This is the point when I’m probably supposed to break out the dictionary definition of statistics, but I’m not going to because it means pretty much what you probably think it does. What I am going to do though, in somewhat bewildered obeisance to the fact that there are now even specific clichés associated with stats tutorials is break out the quotation.
“There are three kinds of lies, lies, damn lies, and statistics”
Everyone has heard this one. It is usually attributed to Mark Twain, but the Internet informs me that its creation should instead be associated with one of a much broader range of historical people who, as with most famous quotations, almost certainly stole it from another witty but significantly less famous person anyway.
This is a great line, and you should be sure to share it with any statisticians that you know, especially if you are bigger than them and it wouldn’t be considered socially acceptable for them to hit you at that specific point in time.
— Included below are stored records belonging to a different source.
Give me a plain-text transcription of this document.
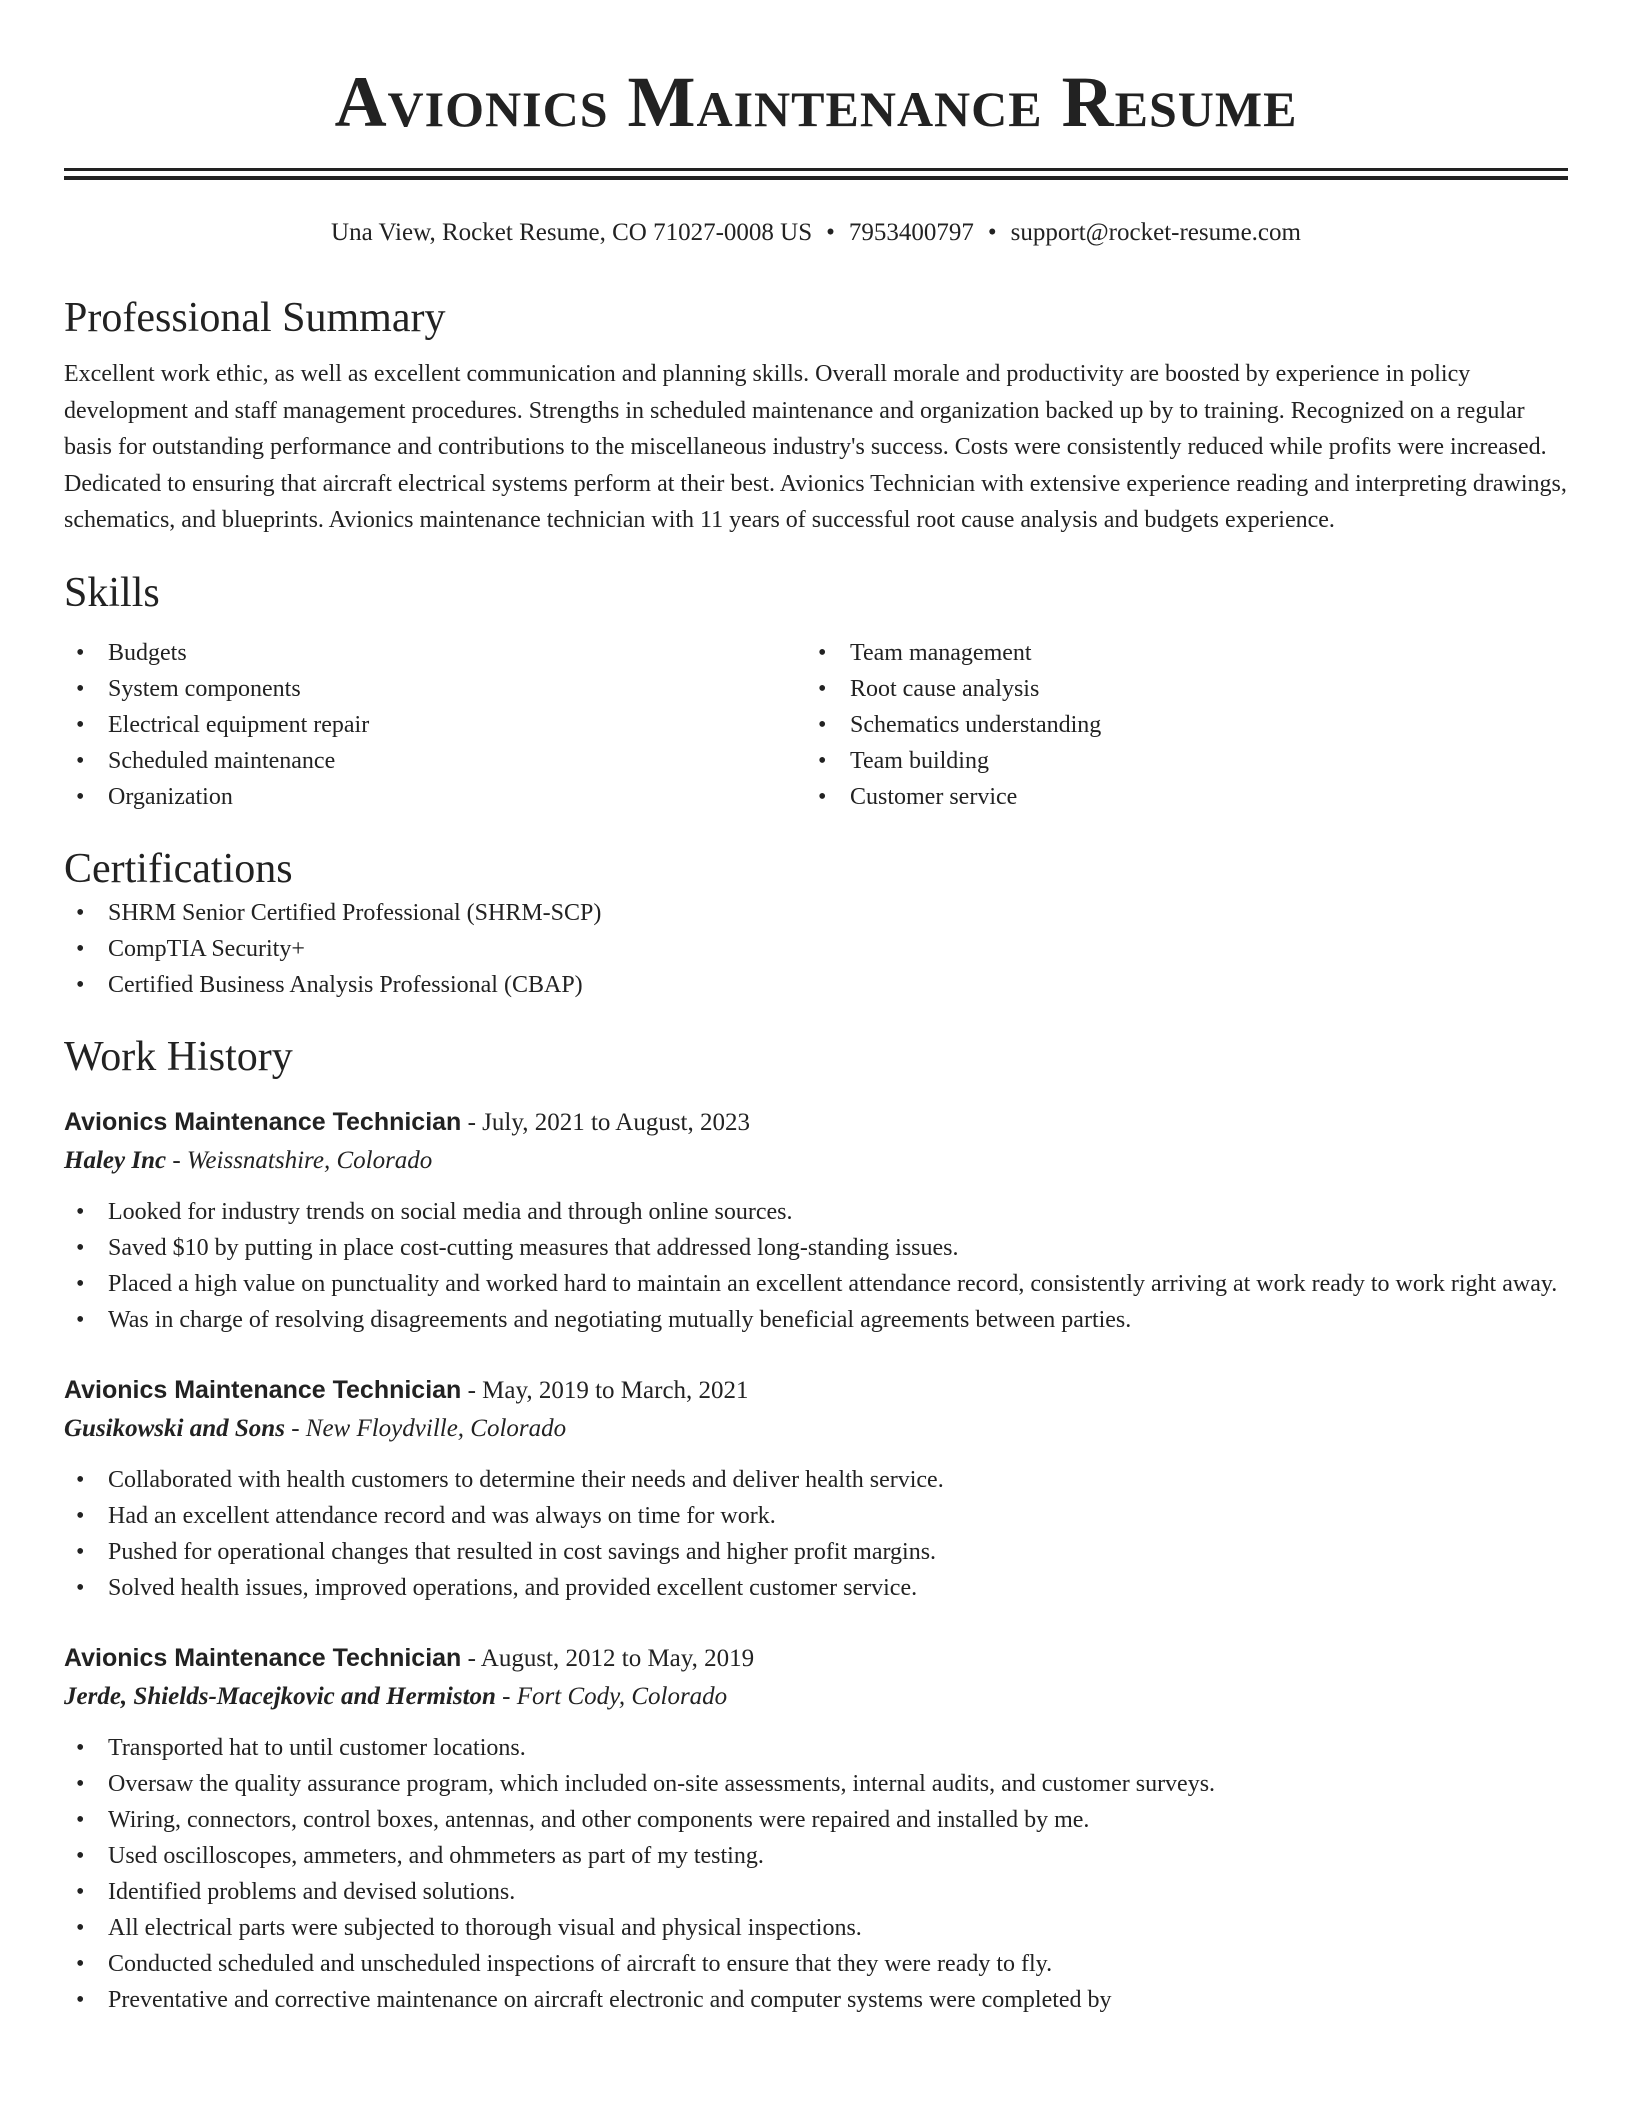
Avionics Maintenance Resume
Una View, Rocket Resume, CO 71027-0008 US • 7953400797 • support@rocket-resume.com
Professional Summary
Excellent work ethic, as well as excellent communication and planning skills. Overall morale and productivity are boosted by experience in policy development and staff management procedures. Strengths in scheduled maintenance and organization backed up by to training. Recognized on a regular basis for outstanding performance and contributions to the miscellaneous industry's success. Costs were consistently reduced while profits were increased. Dedicated to ensuring that aircraft electrical systems perform at their best. Avionics Technician with extensive experience reading and interpreting drawings, schematics, and blueprints. Avionics maintenance technician with 11 years of successful root cause analysis and budgets experience.
Skills
• Budgets
• System components
• Electrical equipment repair
• Scheduled maintenance
• Organization
• Team management
• Root cause analysis
• Schematics understanding
• Team building
• Customer service
Certifications
• SHRM Senior Certified Professional (SHRM-SCP)
• CompTIA Security+
• Certified Business Analysis Professional (CBAP)
Work History
Avionics Maintenance Technician - July, 2021 to August, 2023
Haley Inc - Weissnatshire, Colorado
• Looked for industry trends on social media and through online sources.
• Saved $10 by putting in place cost-cutting measures that addressed long-standing issues.
• Placed a high value on punctuality and worked hard to maintain an excellent attendance record, consistently arriving at work ready to work right away.
• Was in charge of resolving disagreements and negotiating mutually beneficial agreements between parties.
Avionics Maintenance Technician - May, 2019 to March, 2021
Gusikowski and Sons - New Floydville, Colorado
• Collaborated with health customers to determine their needs and deliver health service.
• Had an excellent attendance record and was always on time for work.
• Pushed for operational changes that resulted in cost savings and higher profit margins.
• Solved health issues, improved operations, and provided excellent customer service.
Avionics Maintenance Technician - August, 2012 to May, 2019
Jerde, Shields-Macejkovic and Hermiston - Fort Cody, Colorado
• Transported hat to until customer locations.
• Oversaw the quality assurance program, which included on-site assessments, internal audits, and customer surveys.
• Wiring, connectors, control boxes, antennas, and other components were repaired and installed by me.
• Used oscilloscopes, ammeters, and ohmmeters as part of my testing.
• Identified problems and devised solutions.
• All electrical parts were subjected to thorough visual and physical inspections.
• Conducted scheduled and unscheduled inspections of aircraft to ensure that they were ready to fly.
• Preventative and corrective maintenance on aircraft electronic and computer systems were completed by
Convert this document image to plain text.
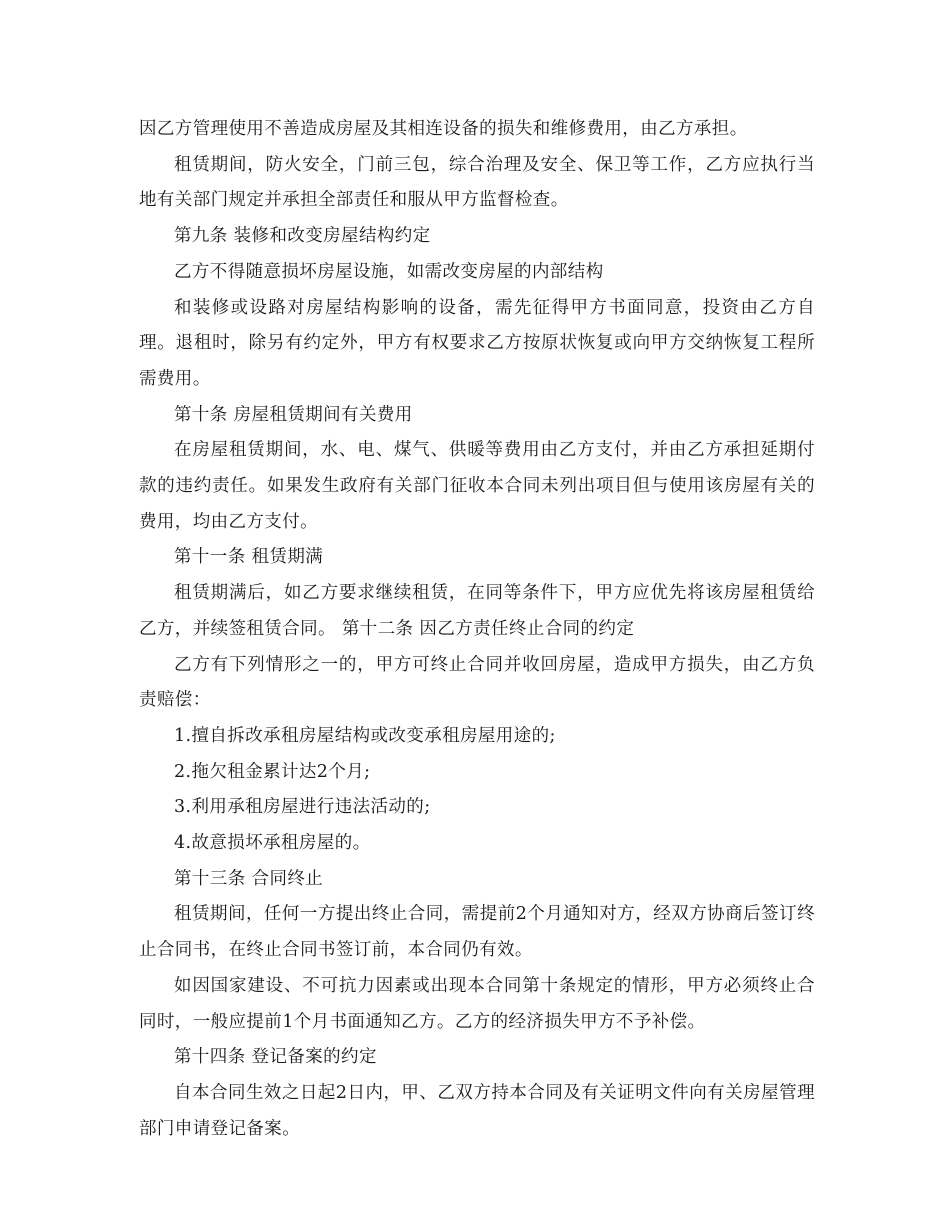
因乙方管理使用不善造成房屋及其相连设备的损失和维修费用，由乙方承担。

租赁期间，防火安全，门前三包，综合治理及安全、保卫等工作，乙方应执行当地有关部门规定并承担全部责任和服从甲方监督检查。

第九条 装修和改变房屋结构约定

乙方不得随意损坏房屋设施，如需改变房屋的内部结构

和装修或设路对房屋结构影响的设备，需先征得甲方书面同意，投资由乙方自理。退租时，除另有约定外，甲方有权要求乙方按原状恢复或向甲方交纳恢复工程所需费用。

第十条 房屋租赁期间有关费用

在房屋租赁期间，水、电、煤气、供暖等费用由乙方支付，并由乙方承担延期付款的违约责任。如果发生政府有关部门征收本合同未列出项目但与使用该房屋有关的费用，均由乙方支付。

第十一条 租赁期满

租赁期满后，如乙方要求继续租赁，在同等条件下，甲方应优先将该房屋租赁给乙方，并续签租赁合同。 第十二条 因乙方责任终止合同的约定

乙方有下列情形之一的，甲方可终止合同并收回房屋，造成甲方损失，由乙方负责赔偿：

1.擅自拆改承租房屋结构或改变承租房屋用途的;

2.拖欠租金累计达2个月;

3.利用承租房屋进行违法活动的;

4.故意损坏承租房屋的。

第十三条 合同终止

租赁期间，任何一方提出终止合同，需提前2个月通知对方，经双方协商后签订终止合同书，在终止合同书签订前，本合同仍有效。

如因国家建设、不可抗力因素或出现本合同第十条规定的情形，甲方必须终止合同时，一般应提前1个月书面通知乙方。乙方的经济损失甲方不予补偿。

第十四条 登记备案的约定

自本合同生效之日起2日内，甲、乙双方持本合同及有关证明文件向有关房屋管理部门申请登记备案。
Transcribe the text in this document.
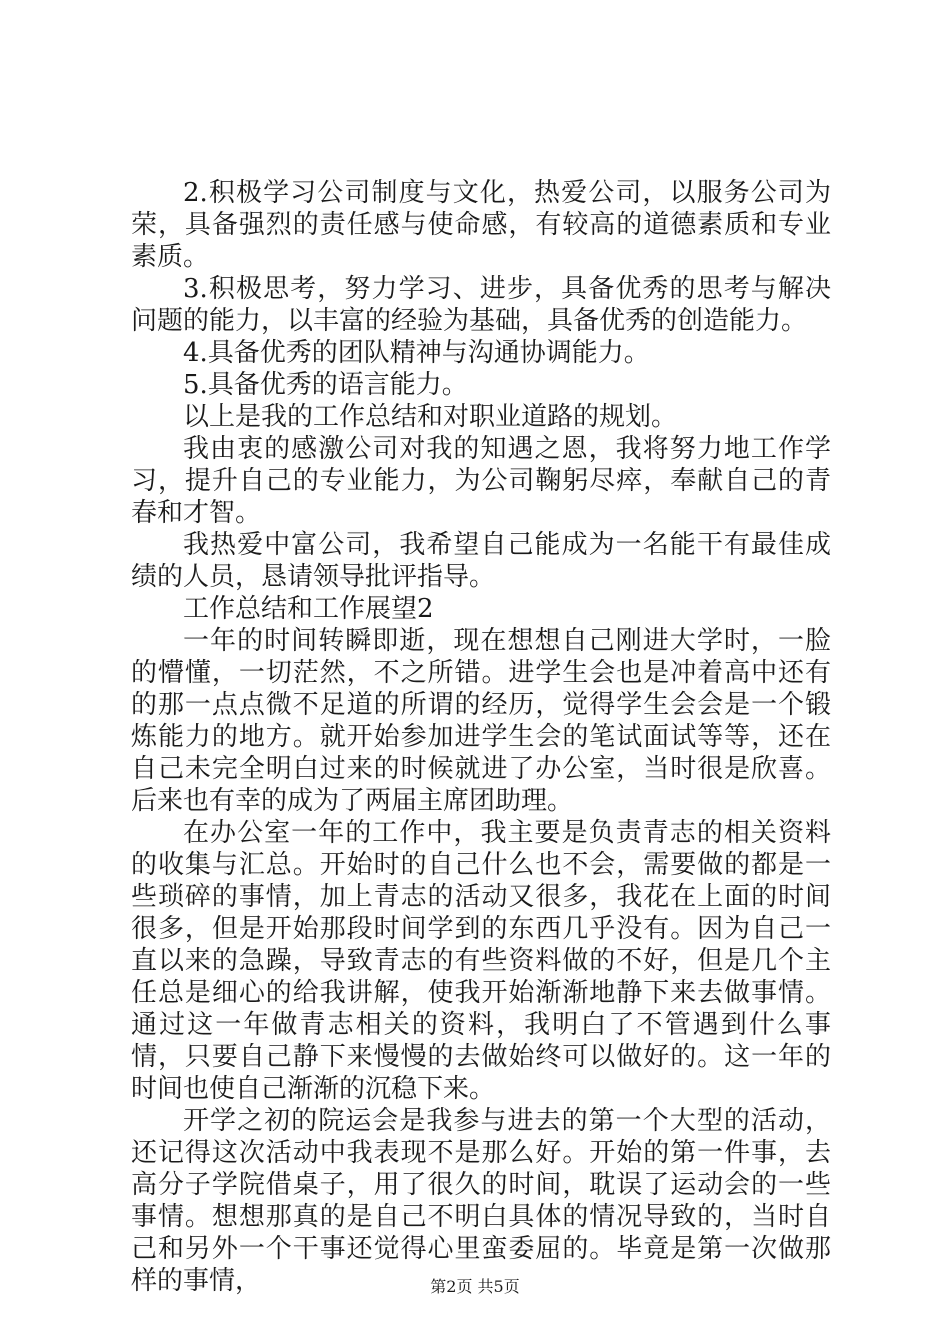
2.积极学习公司制度与文化，热爱公司，以服务公司为荣，具备强烈的责任感与使命感，有较高的道德素质和专业素质。

3.积极思考，努力学习、进步，具备优秀的思考与解决问题的能力，以丰富的经验为基础，具备优秀的创造能力。

4.具备优秀的团队精神与沟通协调能力。

5.具备优秀的语言能力。

以上是我的工作总结和对职业道路的规划。

我由衷的感激公司对我的知遇之恩，我将努力地工作学习，提升自己的专业能力，为公司鞠躬尽瘁，奉献自己的青春和才智。

我热爱中富公司，我希望自己能成为一名能干有最佳成绩的人员，恳请领导批评指导。

工作总结和工作展望2

一年的时间转瞬即逝，现在想想自己刚进大学时，一脸的懵懂，一切茫然，不之所错。进学生会也是冲着高中还有的那一点点微不足道的所谓的经历，觉得学生会会是一个锻炼能力的地方。就开始参加进学生会的笔试面试等等，还在自己未完全明白过来的时候就进了办公室，当时很是欣喜。后来也有幸的成为了两届主席团助理。

在办公室一年的工作中，我主要是负责青志的相关资料的收集与汇总。开始时的自己什么也不会，需要做的都是一些琐碎的事情，加上青志的活动又很多，我花在上面的时间很多，但是开始那段时间学到的东西几乎没有。因为自己一直以来的急躁，导致青志的有些资料做的不好，但是几个主任总是细心的给我讲解，使我开始渐渐地静下来去做事情。通过这一年做青志相关的资料，我明白了不管遇到什么事情，只要自己静下来慢慢的去做始终可以做好的。这一年的时间也使自己渐渐的沉稳下来。

开学之初的院运会是我参与进去的第一个大型的活动，还记得这次活动中我表现不是那么好。开始的第一件事，去高分子学院借桌子，用了很久的时间，耽误了运动会的一些事情。想想那真的是自己不明白具体的情况导致的，当时自己和另外一个干事还觉得心里蛮委屈的。毕竟是第一次做那样的事情，	第2页 共5页
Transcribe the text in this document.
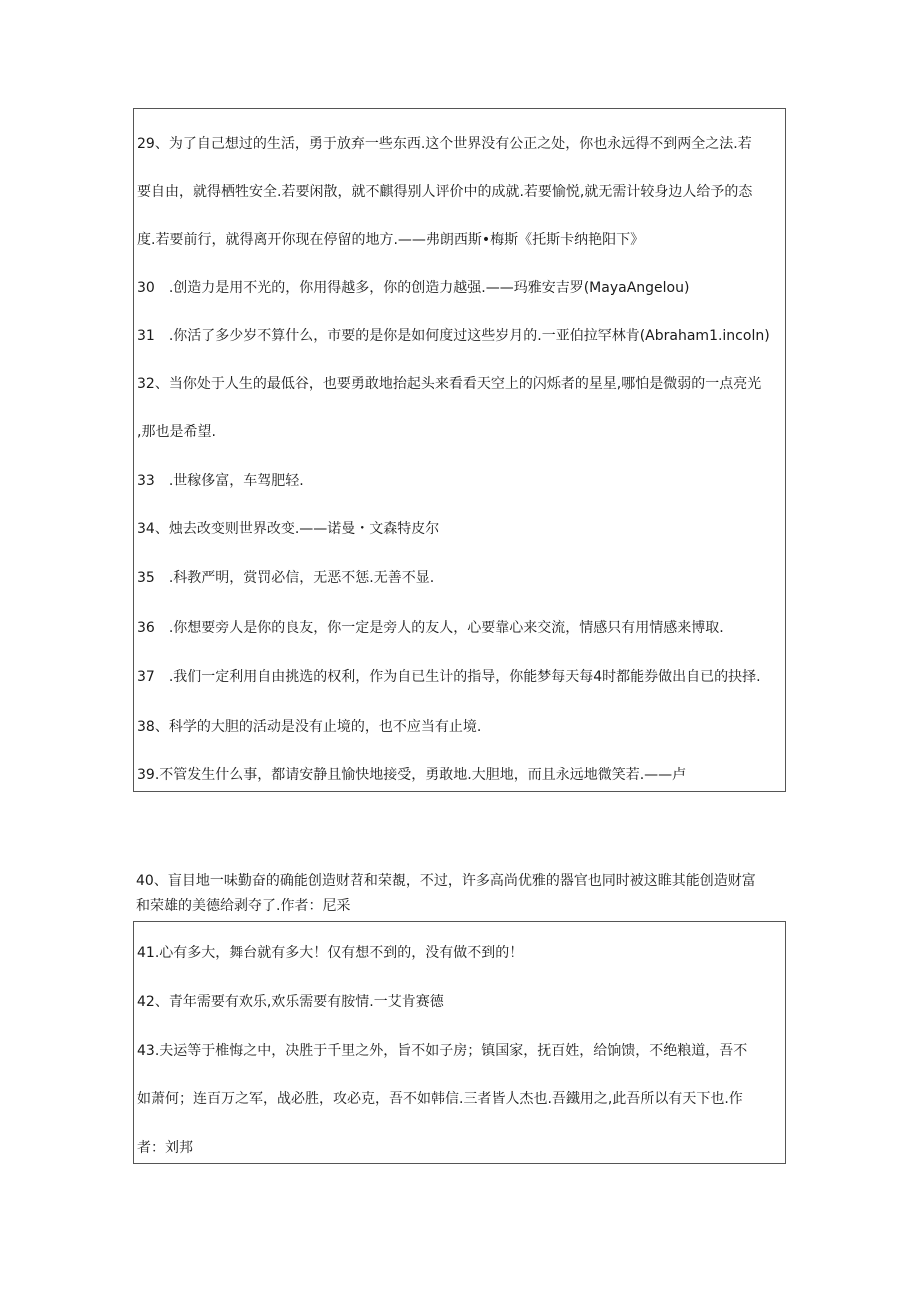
29、为了自己想过的生活，勇于放弃一些东西.这个世界没有公正之处，你也永远得不到两全之法.若
要自由，就得栖牲安全.若要闲散，就不麒得别人评价中的成就.若要愉悦,就无需计较身边人给予的态
度.若要前行，就得离开你现在停留的地方.——弗朗西斯•梅斯《托斯卡纳艳阳下》
30　.创造力是用不光的，你用得越多，你的创造力越强.——玛雅安吉罗(MayaAngelou)
31　.你活了多少岁不算什么，市要的是你是如何度过这些岁月的.一亚伯拉罕林肯(Abraham1.incoln)
32、当你处于人生的最低谷，也要勇敢地抬起头来看看天空上的闪烁者的星星,哪怕是微弱的一点亮光
,那也是希望.
33　.世稼侈富，车驾肥轻.
34、烛去改变则世界改变.——诺曼・文森特皮尔
35　.科教严明，赏罚必信，无恶不惩.无善不显.
36　.你想要旁人是你的良友，你一定是旁人的友人，心要靠心来交流，情感只有用情感来博取.
37　.我们一定利用自由挑选的权利，作为自已生计的指导，你能梦每天每4时都能券做出自已的抉择.
38、科学的大胆的活动是没有止境的，也不应当有止境.
39.不管发生什么事，都请安静且愉快地接受，勇敢地.大胆地，而且永远地微笑若.——卢
40、盲目地一味勤奋的确能创造财苕和荣覩，不过，许多高尚优雅的器官也同时被这睢其能创造财富
和荣雄的美德给剥夺了.作者：尼采
41.心有多大，舞台就有多大！仅有想不到的，没有做不到的！
42、青年需要有欢乐,欢乐需要有胺情.一艾肯赛德
43.夫运等于椎悔之中，决胜于千里之外，旨不如子房；镇国家，抚百姓，给饷馈，不绝粮道，吾不
如萧何；连百万之军，战必胜，攻必克，吾不如韩信.三者皆人杰也.吾鐵用之,此吾所以有天下也.作
者：刘邦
And there is certainly an element of truth to it. Although is something very wrong about the thought that even mathematicians get opportunities to use their powers for evil, statistics can, and often is, abused. A lot of problems in this world can be attributed to the fact that statistics allows people to replace “because I said so” with the smug presentation of pages of very complicated sums.
When someone makes an argument with words then anyone can respond with more words, but when they make it with maths most people find themselves helpless. People don’t like this. Statistics allow disreputable people to mislead and stupid or lazy people to make mistakes that will go unnoticed because checking their work would involve a lot of work.
All too often then, we take this quotation to heart, repeat it to every statistician that we meet until they flee sobbing into the night, and use it to kindle a smug sense of superiority because, if there is one thing that we love, it’s opportunities to feel smugly superior about people we are worried are smarter than us.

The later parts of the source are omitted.